Willard Park is your typical upper-middle class suburb. It has tree-lined streets, Halloween parades, a quaint local café that all the neighbors flock to and a culture of forced politeness used to conceal rage and envy. The titular “White Elephant” is a gaudy mansion built by newcomer Nick Cox, a real estate developer who has big dreams for the town and, thus, some big enemies.

Langsdorf perfectly captures the contrived nature of a “neighborly” suburb, weaving in and out through her characters’ own thoughts and, more importantly, how others think of them. There is a whiff of dramatic irony involved, as readers gradually figure out the book’s conflicts and controversies — the affairs, the fires and the mutilated trees — way before the people they’re reading about.

The most satisfying tactic that Langsdorf exercises throughout the book is the constant switching between the thoughts and troubles of both the tweens and adults of the book. Spoiler alert: They’re pretty much the same. Does that boy like me? Do I like him? Should I like him? Why doesn’t anybody like me? Why doesn’t anybody understand me? What seems like a peak into a 12-year-old’s diary is really an examination about how those feelings never really go away, and how in adult life they may lead to much more dire consequences.

Given the title, I was led to believe that this ominous “White Elephant” would be a more central character in the novel, and it certainly was in the end. Yet as I discovered early in the novel, the “elephant in the room” not a physical one, but rather the secrets that these residents are keeping from one another. That does not mean that this is a gossip novel, though. Langsdorf crafts a novel that’s part-mystery, part-comedy and part-drama, all wrapped up in beautiful mix of humor and tension.

That’s not to say this book works on universal experiences, though. Langsdorf’s book is most accessible to the exact people she is writing about: Sexually-repressed suburbia-dwellers with the time and money to care about trees and hosting guests. Langsdorf’s characters don’t have too many problems — an overbearing mother here, a bratty daughter there — but the way they deal with these first-world issues is too chaotic to pass up.

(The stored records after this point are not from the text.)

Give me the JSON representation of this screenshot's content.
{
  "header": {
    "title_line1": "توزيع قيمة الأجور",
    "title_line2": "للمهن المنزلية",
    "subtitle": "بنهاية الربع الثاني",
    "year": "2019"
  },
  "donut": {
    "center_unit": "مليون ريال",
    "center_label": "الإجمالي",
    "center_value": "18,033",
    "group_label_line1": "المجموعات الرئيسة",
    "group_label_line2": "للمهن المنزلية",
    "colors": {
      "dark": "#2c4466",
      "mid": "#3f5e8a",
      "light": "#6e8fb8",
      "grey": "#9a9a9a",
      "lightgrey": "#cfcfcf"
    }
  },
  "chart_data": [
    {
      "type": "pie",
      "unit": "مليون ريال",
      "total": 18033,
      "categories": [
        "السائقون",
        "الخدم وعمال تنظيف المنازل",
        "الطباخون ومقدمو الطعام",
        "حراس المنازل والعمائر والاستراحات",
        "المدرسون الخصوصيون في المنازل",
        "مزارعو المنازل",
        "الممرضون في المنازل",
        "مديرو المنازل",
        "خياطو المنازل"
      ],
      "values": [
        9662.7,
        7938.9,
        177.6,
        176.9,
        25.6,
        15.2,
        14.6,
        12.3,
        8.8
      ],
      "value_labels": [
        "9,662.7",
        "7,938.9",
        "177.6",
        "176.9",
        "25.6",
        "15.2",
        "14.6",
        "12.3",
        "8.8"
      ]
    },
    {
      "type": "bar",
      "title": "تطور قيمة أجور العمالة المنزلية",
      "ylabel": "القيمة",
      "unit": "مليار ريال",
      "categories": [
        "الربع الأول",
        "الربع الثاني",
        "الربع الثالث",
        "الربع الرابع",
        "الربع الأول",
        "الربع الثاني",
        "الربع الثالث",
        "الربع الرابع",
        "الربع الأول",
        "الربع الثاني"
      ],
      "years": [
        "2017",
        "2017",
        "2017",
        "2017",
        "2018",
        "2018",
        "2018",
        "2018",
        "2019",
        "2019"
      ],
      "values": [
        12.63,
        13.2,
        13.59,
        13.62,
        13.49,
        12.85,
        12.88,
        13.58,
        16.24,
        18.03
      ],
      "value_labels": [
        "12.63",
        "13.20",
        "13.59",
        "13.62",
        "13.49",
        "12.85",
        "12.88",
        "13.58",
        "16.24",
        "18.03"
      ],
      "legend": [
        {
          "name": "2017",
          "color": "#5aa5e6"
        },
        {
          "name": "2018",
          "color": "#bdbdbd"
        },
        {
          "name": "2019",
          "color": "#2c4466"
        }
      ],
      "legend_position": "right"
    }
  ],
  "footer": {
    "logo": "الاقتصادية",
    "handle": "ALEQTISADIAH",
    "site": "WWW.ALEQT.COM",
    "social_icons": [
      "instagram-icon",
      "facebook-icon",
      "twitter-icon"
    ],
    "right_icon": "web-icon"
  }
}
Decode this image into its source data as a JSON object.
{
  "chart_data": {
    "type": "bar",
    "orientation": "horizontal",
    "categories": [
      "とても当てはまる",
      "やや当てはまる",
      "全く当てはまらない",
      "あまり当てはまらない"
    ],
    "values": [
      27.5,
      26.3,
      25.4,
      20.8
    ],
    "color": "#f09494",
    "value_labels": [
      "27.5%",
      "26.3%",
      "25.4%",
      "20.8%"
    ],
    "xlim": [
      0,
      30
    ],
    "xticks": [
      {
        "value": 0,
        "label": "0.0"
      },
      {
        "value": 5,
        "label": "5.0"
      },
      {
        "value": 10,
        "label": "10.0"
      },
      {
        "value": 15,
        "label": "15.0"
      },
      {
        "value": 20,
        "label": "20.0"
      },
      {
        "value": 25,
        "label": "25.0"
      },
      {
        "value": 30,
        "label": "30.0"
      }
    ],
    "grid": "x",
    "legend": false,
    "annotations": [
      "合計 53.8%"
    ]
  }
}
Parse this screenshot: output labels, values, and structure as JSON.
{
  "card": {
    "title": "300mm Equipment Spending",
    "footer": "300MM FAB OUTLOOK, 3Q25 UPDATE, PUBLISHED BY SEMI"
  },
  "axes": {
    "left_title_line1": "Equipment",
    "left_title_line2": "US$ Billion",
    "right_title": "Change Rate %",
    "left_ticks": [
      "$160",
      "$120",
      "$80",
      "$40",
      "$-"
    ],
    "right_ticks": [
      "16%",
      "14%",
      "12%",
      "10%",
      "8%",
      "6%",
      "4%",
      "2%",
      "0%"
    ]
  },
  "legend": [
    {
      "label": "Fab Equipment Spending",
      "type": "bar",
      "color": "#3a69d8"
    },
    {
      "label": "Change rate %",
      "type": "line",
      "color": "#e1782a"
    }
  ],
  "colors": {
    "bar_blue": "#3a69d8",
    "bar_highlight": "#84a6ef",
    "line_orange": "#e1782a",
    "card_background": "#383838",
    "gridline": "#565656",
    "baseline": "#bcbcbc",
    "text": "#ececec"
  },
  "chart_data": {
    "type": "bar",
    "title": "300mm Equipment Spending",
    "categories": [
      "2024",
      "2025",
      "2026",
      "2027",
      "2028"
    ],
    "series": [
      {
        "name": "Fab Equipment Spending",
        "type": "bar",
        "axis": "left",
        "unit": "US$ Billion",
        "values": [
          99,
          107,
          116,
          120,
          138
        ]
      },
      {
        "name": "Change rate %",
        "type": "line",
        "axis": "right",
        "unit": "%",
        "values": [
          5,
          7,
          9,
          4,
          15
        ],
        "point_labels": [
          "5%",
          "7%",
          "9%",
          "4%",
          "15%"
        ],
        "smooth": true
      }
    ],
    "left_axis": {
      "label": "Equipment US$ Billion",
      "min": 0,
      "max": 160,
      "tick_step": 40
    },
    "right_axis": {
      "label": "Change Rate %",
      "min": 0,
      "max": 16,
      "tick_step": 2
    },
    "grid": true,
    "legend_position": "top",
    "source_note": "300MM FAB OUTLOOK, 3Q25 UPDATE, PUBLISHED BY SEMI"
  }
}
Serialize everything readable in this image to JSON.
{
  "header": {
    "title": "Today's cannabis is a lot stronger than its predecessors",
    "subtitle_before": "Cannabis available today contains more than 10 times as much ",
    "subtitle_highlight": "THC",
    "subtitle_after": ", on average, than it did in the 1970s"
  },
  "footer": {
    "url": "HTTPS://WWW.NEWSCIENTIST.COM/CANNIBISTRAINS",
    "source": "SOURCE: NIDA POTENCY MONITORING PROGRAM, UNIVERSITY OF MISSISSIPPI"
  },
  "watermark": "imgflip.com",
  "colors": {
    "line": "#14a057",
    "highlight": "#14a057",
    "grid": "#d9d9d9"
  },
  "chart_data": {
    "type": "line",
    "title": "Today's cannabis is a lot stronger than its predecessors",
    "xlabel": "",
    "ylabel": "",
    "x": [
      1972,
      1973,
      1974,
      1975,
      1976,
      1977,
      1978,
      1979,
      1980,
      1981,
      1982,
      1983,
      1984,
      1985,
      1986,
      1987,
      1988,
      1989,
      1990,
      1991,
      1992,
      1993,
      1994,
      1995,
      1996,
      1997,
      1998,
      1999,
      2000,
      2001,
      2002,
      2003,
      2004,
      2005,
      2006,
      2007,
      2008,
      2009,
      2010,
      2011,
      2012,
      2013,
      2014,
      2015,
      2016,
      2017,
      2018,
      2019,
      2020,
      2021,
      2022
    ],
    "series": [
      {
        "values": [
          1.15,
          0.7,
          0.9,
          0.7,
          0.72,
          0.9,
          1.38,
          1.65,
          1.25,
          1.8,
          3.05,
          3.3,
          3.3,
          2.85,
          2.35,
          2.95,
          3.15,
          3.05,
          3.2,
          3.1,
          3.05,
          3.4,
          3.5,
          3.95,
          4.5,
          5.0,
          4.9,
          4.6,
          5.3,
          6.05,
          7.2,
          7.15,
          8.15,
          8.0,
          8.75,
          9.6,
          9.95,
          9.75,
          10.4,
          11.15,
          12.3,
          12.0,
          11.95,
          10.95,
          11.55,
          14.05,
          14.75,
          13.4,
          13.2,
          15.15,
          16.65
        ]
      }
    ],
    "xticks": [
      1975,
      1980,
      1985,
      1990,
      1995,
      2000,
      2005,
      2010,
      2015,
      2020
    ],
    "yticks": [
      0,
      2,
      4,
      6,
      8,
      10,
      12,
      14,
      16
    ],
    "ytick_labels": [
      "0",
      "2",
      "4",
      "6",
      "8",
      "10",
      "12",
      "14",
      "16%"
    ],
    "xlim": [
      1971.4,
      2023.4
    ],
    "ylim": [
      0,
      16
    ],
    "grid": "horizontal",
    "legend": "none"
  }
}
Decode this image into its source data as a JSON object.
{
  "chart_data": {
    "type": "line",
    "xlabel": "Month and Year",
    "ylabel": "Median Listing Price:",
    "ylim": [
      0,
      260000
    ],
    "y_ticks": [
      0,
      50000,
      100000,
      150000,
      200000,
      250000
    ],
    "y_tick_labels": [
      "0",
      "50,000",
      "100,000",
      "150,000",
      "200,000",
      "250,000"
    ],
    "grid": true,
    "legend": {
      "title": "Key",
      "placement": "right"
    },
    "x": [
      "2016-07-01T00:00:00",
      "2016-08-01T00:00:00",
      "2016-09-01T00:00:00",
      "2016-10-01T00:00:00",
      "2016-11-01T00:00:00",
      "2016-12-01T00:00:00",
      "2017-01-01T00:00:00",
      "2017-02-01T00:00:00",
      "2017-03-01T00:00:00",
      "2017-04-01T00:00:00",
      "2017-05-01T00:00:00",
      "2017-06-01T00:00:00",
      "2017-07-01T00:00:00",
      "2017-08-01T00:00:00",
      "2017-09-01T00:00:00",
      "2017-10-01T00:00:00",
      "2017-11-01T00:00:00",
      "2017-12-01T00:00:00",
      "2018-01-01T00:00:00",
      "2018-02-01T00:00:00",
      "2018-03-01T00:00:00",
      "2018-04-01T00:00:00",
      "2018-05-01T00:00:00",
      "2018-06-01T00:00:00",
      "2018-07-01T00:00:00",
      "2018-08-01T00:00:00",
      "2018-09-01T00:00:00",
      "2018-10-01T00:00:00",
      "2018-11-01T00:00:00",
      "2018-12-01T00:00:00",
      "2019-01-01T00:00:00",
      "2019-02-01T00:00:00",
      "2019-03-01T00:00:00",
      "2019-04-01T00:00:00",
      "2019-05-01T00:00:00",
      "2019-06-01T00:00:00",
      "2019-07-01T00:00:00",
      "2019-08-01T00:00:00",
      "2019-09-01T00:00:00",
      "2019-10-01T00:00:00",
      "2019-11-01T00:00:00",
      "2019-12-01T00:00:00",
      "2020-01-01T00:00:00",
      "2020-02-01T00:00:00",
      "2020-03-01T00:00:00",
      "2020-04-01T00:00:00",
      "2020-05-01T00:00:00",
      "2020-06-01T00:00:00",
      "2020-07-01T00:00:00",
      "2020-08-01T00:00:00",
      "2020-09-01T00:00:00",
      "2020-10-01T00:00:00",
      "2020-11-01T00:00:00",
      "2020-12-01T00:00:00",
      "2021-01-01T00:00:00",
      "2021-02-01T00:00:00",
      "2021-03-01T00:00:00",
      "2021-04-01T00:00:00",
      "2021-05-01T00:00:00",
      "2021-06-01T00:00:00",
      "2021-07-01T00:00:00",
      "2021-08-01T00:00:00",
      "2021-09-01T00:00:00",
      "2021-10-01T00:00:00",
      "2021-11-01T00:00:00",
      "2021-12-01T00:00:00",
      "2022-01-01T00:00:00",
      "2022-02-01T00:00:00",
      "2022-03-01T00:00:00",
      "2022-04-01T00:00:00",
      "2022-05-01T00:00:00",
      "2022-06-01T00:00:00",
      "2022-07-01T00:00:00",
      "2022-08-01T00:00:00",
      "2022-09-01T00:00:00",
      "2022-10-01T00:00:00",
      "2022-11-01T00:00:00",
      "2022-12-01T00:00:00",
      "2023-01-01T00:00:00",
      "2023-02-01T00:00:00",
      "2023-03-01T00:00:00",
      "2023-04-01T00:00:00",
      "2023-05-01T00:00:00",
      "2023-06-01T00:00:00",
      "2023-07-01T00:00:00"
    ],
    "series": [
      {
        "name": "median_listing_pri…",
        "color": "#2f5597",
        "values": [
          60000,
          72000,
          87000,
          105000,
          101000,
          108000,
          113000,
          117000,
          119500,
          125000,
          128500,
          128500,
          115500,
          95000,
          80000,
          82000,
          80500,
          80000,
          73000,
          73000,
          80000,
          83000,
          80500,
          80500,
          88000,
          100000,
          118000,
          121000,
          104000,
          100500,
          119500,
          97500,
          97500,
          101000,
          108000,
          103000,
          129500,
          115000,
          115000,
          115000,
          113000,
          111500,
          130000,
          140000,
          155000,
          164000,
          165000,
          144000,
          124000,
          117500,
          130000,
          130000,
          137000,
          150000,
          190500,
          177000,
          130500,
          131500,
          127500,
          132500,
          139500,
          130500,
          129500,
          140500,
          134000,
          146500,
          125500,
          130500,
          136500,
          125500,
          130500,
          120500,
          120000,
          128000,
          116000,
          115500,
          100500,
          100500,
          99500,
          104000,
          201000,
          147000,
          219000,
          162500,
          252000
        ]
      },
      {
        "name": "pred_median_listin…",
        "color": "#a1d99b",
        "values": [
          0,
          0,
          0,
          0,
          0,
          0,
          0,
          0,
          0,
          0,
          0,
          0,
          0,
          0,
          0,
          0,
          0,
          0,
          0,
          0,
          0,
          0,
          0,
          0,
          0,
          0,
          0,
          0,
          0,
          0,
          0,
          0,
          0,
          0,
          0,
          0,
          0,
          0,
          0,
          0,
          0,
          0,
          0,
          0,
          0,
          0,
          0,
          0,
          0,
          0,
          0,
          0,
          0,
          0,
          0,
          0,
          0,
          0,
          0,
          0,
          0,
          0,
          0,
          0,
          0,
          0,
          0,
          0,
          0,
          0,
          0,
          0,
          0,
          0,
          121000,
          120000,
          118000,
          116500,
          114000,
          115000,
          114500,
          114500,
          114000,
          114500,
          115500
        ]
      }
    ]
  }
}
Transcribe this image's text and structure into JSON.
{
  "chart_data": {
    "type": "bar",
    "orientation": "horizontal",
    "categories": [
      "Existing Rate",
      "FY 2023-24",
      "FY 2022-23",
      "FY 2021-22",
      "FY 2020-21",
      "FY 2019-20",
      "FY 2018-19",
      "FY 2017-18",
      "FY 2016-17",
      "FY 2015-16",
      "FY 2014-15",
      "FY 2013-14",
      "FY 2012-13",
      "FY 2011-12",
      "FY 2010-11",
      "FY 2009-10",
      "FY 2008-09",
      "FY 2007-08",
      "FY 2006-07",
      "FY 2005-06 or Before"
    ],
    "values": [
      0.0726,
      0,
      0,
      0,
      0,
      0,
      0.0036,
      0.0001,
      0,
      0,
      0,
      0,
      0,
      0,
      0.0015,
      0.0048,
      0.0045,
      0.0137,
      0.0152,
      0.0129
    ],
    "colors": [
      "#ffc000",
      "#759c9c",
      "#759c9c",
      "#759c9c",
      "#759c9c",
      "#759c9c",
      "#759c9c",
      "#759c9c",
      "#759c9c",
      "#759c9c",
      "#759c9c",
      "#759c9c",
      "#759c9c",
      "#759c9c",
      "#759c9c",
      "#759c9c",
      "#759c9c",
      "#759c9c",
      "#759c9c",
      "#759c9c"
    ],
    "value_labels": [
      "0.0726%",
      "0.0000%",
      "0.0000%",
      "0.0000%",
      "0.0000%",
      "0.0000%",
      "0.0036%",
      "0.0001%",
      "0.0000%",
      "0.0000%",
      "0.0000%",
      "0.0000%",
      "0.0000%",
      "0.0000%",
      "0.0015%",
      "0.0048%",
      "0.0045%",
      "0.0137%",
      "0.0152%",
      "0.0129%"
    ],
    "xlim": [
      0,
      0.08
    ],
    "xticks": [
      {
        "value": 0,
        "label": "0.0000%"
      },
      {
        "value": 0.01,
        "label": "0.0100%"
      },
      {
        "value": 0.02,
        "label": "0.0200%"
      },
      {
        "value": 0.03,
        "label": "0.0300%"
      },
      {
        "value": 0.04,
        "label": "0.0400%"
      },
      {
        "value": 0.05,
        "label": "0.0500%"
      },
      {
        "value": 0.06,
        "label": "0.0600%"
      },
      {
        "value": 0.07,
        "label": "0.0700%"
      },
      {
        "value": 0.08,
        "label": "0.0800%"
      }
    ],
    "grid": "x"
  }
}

The trials and tumults of suburbia is never the most interesting topic to examine; growing up in suburban New Jersey, this is something I fully understand. Yet the suburbs are an incredible anthropological study, one that musicians, filmmakers and novelists alike have recognized and taken advantage of. Everything has an aside: Financial stability (but too much money makes you an outcast), mothers and fathers who are still together (but their lackluster sex drive is driving them apart), the ultimate neighborhood experience (but that comes with pettiness and town halls). It is pathetic, it is discouraging, it is absolutely delicious. Through Langsdorf’s words, one can’t help but willfully crawl back into the deranged suburb that they came from.